Des militaires européens participant au groupement de forces spéciales Takuba « seront repositionnés aux côtés des forces armées nigériennes dans la région frontalière du Mali », a-t-il précisé. Le Niger héberge déjà une base aérienne et 800 militaires français.
Le Mali était au cœur du dispositif antiterroriste français et européen au Sahel. Emmanuel Macron avait déjà décidé d’amorcer à l’été 2021 une réduction des effectifs français au profit d’un dispositif régional moins visible, mais ce départ contraint du pays force Paris à accélérer cette réorganisation dans d’autres pays de la région menacés par la contagion jihadiste. En s’efforçant de rendre la présence française moins visible.
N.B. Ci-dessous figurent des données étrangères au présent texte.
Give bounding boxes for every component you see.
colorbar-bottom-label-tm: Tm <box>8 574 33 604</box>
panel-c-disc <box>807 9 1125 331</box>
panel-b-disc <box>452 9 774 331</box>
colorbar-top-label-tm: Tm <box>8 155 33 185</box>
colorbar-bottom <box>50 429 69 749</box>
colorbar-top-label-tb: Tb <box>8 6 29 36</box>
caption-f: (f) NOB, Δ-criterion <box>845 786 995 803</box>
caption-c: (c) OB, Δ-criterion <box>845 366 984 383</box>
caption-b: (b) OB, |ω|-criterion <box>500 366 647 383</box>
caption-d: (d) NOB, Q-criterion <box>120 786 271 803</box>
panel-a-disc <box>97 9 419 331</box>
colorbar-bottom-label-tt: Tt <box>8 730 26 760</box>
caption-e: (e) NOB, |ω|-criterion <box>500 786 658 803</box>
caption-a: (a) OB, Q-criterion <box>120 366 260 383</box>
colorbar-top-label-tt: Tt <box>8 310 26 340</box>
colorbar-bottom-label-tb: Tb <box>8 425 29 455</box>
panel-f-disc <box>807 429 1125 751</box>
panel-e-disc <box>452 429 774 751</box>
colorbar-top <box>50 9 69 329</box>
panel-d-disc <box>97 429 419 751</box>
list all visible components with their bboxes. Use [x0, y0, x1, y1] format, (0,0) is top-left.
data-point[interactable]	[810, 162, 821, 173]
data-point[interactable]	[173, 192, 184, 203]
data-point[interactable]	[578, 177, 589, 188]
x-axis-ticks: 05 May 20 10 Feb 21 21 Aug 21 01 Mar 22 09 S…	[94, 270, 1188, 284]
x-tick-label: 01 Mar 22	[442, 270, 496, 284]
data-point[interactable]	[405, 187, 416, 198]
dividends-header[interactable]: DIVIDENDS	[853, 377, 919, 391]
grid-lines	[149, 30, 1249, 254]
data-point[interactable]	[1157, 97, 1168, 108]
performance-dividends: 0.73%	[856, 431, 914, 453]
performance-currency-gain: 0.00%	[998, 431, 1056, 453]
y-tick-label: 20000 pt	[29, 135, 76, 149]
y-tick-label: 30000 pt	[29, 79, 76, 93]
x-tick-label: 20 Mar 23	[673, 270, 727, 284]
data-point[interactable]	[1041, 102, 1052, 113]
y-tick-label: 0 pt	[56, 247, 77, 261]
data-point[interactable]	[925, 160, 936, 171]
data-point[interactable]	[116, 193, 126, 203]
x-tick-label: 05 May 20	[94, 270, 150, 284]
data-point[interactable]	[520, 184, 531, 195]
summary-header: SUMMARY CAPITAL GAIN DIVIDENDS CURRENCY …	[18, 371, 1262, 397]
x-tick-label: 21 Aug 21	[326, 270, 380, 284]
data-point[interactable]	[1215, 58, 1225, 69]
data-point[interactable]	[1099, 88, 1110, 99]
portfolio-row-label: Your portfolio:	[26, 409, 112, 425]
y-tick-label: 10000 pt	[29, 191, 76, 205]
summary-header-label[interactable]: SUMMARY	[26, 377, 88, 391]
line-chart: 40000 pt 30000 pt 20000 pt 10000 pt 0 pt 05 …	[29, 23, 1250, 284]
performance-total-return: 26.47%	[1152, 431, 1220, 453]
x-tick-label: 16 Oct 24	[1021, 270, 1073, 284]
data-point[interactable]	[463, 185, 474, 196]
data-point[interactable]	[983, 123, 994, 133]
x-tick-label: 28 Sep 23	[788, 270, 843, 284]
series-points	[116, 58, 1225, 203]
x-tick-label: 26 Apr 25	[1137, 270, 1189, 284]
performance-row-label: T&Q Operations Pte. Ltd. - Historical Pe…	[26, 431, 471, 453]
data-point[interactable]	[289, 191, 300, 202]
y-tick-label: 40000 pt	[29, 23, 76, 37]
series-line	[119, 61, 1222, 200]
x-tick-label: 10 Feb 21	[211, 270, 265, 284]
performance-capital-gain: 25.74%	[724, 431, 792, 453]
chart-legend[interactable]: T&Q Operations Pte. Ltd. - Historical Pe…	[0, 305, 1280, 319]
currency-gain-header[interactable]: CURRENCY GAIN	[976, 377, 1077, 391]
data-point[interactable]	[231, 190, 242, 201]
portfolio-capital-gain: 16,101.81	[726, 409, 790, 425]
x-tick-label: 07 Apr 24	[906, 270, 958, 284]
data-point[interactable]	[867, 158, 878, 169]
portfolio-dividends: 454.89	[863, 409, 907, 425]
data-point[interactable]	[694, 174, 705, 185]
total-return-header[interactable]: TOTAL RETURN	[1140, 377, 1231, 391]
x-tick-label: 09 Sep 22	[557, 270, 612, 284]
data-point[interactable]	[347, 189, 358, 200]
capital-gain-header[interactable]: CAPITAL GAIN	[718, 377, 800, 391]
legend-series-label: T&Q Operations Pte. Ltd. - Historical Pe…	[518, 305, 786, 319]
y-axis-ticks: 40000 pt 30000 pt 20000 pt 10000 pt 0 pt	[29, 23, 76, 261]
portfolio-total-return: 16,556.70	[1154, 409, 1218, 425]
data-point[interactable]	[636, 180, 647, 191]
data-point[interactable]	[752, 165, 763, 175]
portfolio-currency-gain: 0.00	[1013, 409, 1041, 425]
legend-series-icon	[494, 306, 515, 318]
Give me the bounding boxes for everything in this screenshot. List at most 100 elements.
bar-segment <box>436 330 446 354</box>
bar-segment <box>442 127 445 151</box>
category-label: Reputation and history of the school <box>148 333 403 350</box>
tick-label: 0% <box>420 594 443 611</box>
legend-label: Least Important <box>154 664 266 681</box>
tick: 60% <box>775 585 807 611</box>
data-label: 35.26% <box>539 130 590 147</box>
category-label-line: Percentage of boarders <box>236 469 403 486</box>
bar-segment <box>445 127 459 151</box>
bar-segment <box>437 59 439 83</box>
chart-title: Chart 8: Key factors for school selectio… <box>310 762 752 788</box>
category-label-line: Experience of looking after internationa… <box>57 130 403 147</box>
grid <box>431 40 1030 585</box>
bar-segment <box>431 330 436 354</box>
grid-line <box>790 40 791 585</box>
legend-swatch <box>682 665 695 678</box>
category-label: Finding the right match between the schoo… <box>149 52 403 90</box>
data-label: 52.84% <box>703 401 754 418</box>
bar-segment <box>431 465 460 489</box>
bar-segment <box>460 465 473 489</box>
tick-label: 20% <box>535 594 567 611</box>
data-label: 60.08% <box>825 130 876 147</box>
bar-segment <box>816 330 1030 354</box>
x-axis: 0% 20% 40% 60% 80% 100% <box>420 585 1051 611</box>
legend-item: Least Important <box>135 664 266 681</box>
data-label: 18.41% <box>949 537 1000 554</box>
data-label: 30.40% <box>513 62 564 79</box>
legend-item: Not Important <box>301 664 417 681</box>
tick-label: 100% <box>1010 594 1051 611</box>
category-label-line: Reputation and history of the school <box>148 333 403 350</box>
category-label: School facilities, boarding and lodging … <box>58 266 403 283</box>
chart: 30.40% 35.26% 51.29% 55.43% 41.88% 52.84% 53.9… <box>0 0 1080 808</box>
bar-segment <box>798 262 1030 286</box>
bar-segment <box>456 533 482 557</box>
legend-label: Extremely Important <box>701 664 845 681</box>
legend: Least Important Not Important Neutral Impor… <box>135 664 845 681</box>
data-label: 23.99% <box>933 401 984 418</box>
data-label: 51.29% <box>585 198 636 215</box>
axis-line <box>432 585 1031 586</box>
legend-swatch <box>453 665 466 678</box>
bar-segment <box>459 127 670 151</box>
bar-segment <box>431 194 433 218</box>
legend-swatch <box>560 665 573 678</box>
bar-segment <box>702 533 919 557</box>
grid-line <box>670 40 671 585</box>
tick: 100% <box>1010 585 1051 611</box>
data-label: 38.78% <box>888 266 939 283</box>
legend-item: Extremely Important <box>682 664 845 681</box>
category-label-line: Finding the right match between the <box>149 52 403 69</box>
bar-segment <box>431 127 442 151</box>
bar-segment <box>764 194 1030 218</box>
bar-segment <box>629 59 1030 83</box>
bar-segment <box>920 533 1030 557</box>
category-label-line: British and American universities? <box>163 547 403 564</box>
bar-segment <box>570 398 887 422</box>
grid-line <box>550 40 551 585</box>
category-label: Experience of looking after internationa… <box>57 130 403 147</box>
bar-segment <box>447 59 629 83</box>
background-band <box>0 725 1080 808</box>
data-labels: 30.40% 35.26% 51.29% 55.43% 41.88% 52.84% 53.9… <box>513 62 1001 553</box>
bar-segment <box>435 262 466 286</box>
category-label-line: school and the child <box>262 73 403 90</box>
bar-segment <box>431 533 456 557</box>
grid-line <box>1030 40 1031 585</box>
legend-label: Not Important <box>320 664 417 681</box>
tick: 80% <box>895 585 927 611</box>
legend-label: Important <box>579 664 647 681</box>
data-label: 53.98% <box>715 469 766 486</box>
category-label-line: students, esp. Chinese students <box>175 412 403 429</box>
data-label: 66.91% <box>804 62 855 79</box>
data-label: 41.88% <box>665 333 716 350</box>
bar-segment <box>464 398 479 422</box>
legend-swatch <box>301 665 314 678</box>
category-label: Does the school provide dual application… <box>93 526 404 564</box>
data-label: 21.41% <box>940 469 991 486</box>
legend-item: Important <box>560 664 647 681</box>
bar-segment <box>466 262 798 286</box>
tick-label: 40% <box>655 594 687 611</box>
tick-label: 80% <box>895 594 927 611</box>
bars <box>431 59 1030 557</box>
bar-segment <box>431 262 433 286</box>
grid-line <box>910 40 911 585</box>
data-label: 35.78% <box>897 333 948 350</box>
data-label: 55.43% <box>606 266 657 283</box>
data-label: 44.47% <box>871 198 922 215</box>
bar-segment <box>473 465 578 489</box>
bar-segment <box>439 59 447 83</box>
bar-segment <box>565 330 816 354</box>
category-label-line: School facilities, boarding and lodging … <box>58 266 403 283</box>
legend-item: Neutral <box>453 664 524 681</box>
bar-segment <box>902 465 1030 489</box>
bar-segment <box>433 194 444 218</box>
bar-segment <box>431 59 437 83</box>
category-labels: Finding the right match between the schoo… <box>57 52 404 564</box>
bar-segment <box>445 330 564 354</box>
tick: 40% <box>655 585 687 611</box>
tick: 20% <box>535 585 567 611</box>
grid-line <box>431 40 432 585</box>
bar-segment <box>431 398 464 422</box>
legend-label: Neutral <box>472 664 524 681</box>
« Il s’agit de nous recentrer sur les demandes de nos partenaires là où notre contribution est attendue, toujours en soutien et encore davantage intégrée […]. Nous définirons dans les semaines et mois qui viennent l’appui que nous apporterons à chacun des pays de la région sur la base des besoins qu’ils auront exprimés », et « cet appui pourra inclure de l’aide en matière de formation et d’entraînement, de la fourniture d’équipements, voire un appui à leurs opérations contre le terrorisme », a conclu Emmanuel Macron.
Depuis 2013, 53 soldats français ont été tués au Sahel, dont 48 au Mali.